In Apple’s latest Machine Learning Journal entry, the company details how it collects data from its customers while taking privacy concerns into account by using “local” differential privacy, rather than central.
Apple claims that local differential privacy allows the tech giant to harvest big data from iPads, iPhones, and Macs while maintaining user anonymity because the process randomizes data on user devices prior to uploading it to the company server.
This means Apple, or whoever else accesses the server, never sees raw data from a specific device. Central differential privacy, on the other hand, requires collecting raw data on the server itself.
Apple anonymizes data on user devices by adding random noise to it and uploading it en masse to its cloud server. On the server, the noise averages out, allowing Apple to glean insights (such as identifying popular emoji and slang) that it can use to improve user experience. This means Apple can better their products and services by collecting data, without tying it directly back to you.
“When many people submit data, the noise that has been added averages out and meaningful information emerges,” according to Apple.
Localized differential privacy means that Apple can collect data from a large number of users without ever receiving fully accurate or raw data from devices. Any association between records, along with IP identifiers and timestamps, are also immediately discarded once they arrive at the restricted-access server.
“At this point, we cannot distinguish, for example, if an emoji record and a Safari web domain record came from the same user,” the paper continues. “The records are processed to compute statistics.

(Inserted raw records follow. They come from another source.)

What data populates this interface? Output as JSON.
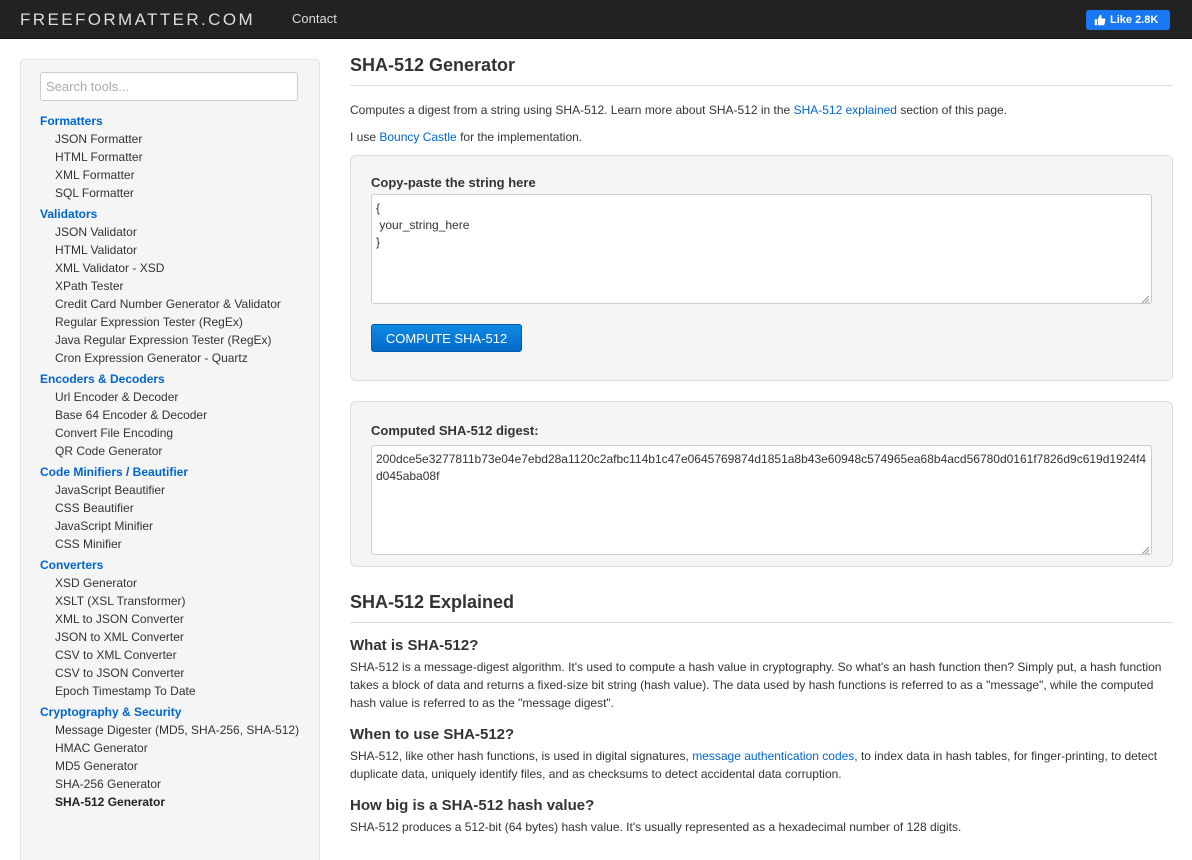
{
  "header": {
    "brand": "FREEFORMATTER.COM",
    "contact": "Contact",
    "like_label": "Like 2.8K",
    "like_icon": "thumbs-up-icon",
    "like_color": "#1877f2"
  },
  "search": {
    "placeholder": "Search tools..."
  },
  "sidebar": {
    "groups": [
      {
        "title": "Formatters",
        "items": [
          "JSON Formatter",
          "HTML Formatter",
          "XML Formatter",
          "SQL Formatter"
        ]
      },
      {
        "title": "Validators",
        "items": [
          "JSON Validator",
          "HTML Validator",
          "XML Validator - XSD",
          "XPath Tester",
          "Credit Card Number Generator & Validator",
          "Regular Expression Tester (RegEx)",
          "Java Regular Expression Tester (RegEx)",
          "Cron Expression Generator - Quartz"
        ]
      },
      {
        "title": "Encoders & Decoders",
        "items": [
          "Url Encoder & Decoder",
          "Base 64 Encoder & Decoder",
          "Convert File Encoding",
          "QR Code Generator"
        ]
      },
      {
        "title": "Code Minifiers / Beautifier",
        "items": [
          "JavaScript Beautifier",
          "CSS Beautifier",
          "JavaScript Minifier",
          "CSS Minifier"
        ]
      },
      {
        "title": "Converters",
        "items": [
          "XSD Generator",
          "XSLT (XSL Transformer)",
          "XML to JSON Converter",
          "JSON to XML Converter",
          "CSV to XML Converter",
          "CSV to JSON Converter",
          "Epoch Timestamp To Date"
        ]
      },
      {
        "title": "Cryptography & Security",
        "items": [
          "Message Digester (MD5, SHA-256, SHA-512)",
          "HMAC Generator",
          "MD5 Generator",
          "SHA-256 Generator",
          "SHA-512 Generator"
        ]
      }
    ],
    "active_item": "SHA-512 Generator"
  },
  "main": {
    "title": "SHA-512 Generator",
    "intro_prefix": "Computes a digest from a string using SHA-512. Learn more about SHA-512 in the ",
    "intro_link": "SHA-512 explained",
    "intro_suffix": " section of this page.",
    "impl_prefix": "I use ",
    "impl_link": "Bouncy Castle",
    "impl_suffix": " for the implementation.",
    "input_label": "Copy-paste the string here",
    "input_value": "{\n your_string_here\n}",
    "compute_button": "COMPUTE SHA-512",
    "output_label": "Computed SHA-512 digest:",
    "output_value": "200dce5e3277811b73e04e7ebd28a1120c2afbc114b1c47e0645769874d1851a8b43e60948c574965ea68b4acd56780d0161f7826d9c619d1924f4d045aba08f",
    "explained_title": "SHA-512 Explained",
    "q1_title": "What is SHA-512?",
    "q1_text": "SHA-512 is a message-digest algorithm. It's used to compute a hash value in cryptography. So what's an hash function then? Simply put, a hash function takes a block of data and returns a fixed-size bit string (hash value). The data used by hash functions is referred to as a \"message\", while the computed hash value is referred to as the \"message digest\".",
    "q2_title": "When to use SHA-512?",
    "q2_prefix": "SHA-512, like other hash functions, is used in digital signatures, ",
    "q2_link": "message authentication codes",
    "q2_suffix": ", to index data in hash tables, for finger-printing, to detect duplicate data, uniquely identify files, and as checksums to detect accidental data corruption.",
    "q3_title": "How big is a SHA-512 hash value?",
    "q3_text": "SHA-512 produces a 512-bit (64 bytes) hash value. It's usually represented as a hexadecimal number of 128 digits."
  },
  "colors": {
    "link": "#0066cc",
    "button": "#0a7bd6",
    "navbar": "#222222"
  }
}
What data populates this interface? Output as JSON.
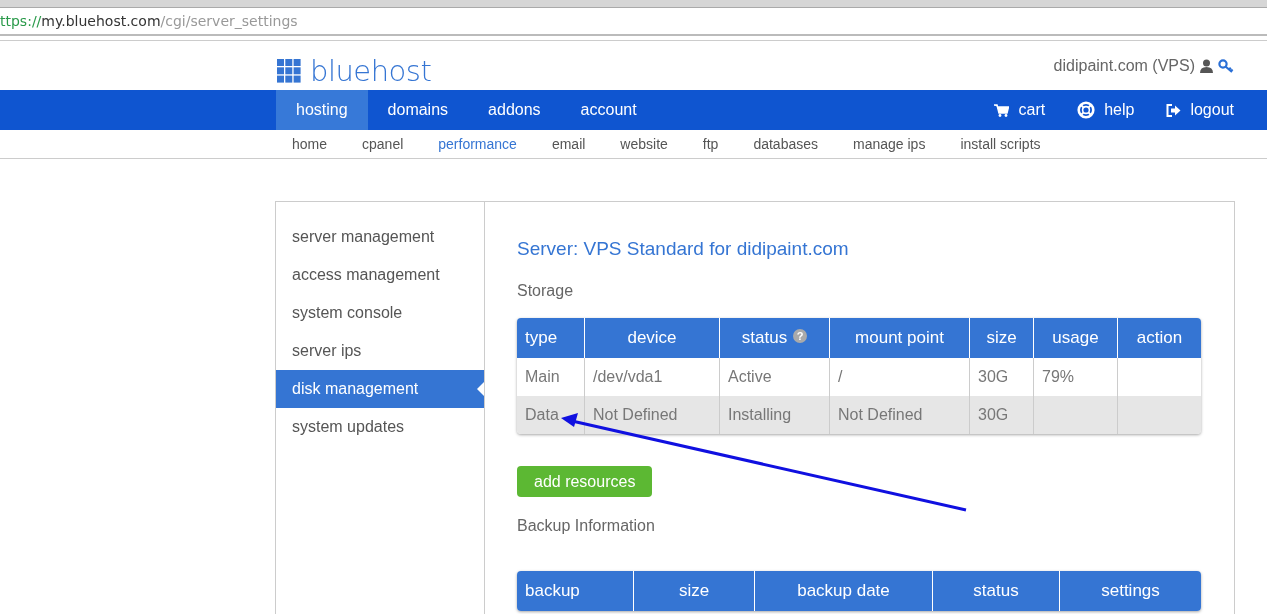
{
  "browser": {
    "url_scheme": "ttps://",
    "url_host": "my.bluehost.com",
    "url_path": "/cgi/server_settings"
  },
  "header": {
    "logo": "bluehost",
    "account": "didipaint.com (VPS)"
  },
  "nav": {
    "tabs": [
      {
        "label": "hosting",
        "selected": true
      },
      {
        "label": "domains",
        "selected": false
      },
      {
        "label": "addons",
        "selected": false
      },
      {
        "label": "account",
        "selected": false
      }
    ],
    "actions": [
      {
        "kind": "cart",
        "label": "cart"
      },
      {
        "kind": "help",
        "label": "help"
      },
      {
        "kind": "logout",
        "label": "logout"
      }
    ]
  },
  "subnav": [
    {
      "label": "home",
      "selected": false
    },
    {
      "label": "cpanel",
      "selected": false
    },
    {
      "label": "performance",
      "selected": true
    },
    {
      "label": "email",
      "selected": false
    },
    {
      "label": "website",
      "selected": false
    },
    {
      "label": "ftp",
      "selected": false
    },
    {
      "label": "databases",
      "selected": false
    },
    {
      "label": "manage ips",
      "selected": false
    },
    {
      "label": "install scripts",
      "selected": false
    }
  ],
  "sidebar": {
    "items": [
      {
        "label": "server management",
        "selected": false
      },
      {
        "label": "access management",
        "selected": false
      },
      {
        "label": "system console",
        "selected": false
      },
      {
        "label": "server ips",
        "selected": false
      },
      {
        "label": "disk management",
        "selected": true
      },
      {
        "label": "system updates",
        "selected": false
      }
    ]
  },
  "main": {
    "title": "Server: VPS Standard for didipaint.com",
    "storage_heading": "Storage",
    "storage_table": {
      "columns": [
        {
          "label": "type"
        },
        {
          "label": "device"
        },
        {
          "label": "status",
          "help_icon": "?"
        },
        {
          "label": "mount point"
        },
        {
          "label": "size"
        },
        {
          "label": "usage"
        },
        {
          "label": "action"
        }
      ],
      "rows": [
        [
          "Main",
          "/dev/vda1",
          "Active",
          "/",
          "30G",
          "79%",
          ""
        ],
        [
          "Data",
          "Not Defined",
          "Installing",
          "Not Defined",
          "30G",
          "",
          ""
        ]
      ]
    },
    "add_button": "add resources",
    "backup_heading": "Backup Information",
    "backup_table": {
      "columns": [
        "backup",
        "size",
        "backup date",
        "status",
        "settings"
      ]
    }
  }
}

These aggregate statistics are then shared internally with the relevant teams at Apple.”
As an additional privacy safeguard, this is an opt-in system, meaning that users must explicitly grant Apple permission to collect data. You can find the toggle for reporting usage data to Apple under Settings > Privacy > Analytics on iOS, and under System Preferences > Security & Privacy > Privacy > Analytics on macOS Sierra and later.
While Apple suggests in its recent paper that by adopting local differential privacy (which it calls a “superior form of privacy”), it is maximizing user privacy protections, a team of researchers from USC, Indiana University, and Tsinghua University argue otherwise in a study published in September.
The researchers reverse-engineered Apple’s software in order to determine the degree to which user data has been anonymized, and were troubled to find that the user data collected by Apple is significantly more specific than recommended by typical privacy researchers. Moreover, Apple keeps its collection software secret, meaning it could potentially modify its privacy protections without disclosing the change to the public.
“Apple’s privacy loss parameters exceed the levels typically considered acceptable by the differential privacy research community,” said USC professor Aleksandra Korolova to Wired.
Frank McSherry, one of the inventors of differential privacy, put it more bluntly to Wired. “Apple has put some kind of handcuffs on in how they interact with your data,” he said. “It just turns out those handcuffs are made out of tissue paper.”
In response, Apple strongly disputed the accuracy of the team’s findings as well as some of the assumptions made in the course of their research, and noted that the data collection is purely opt-in.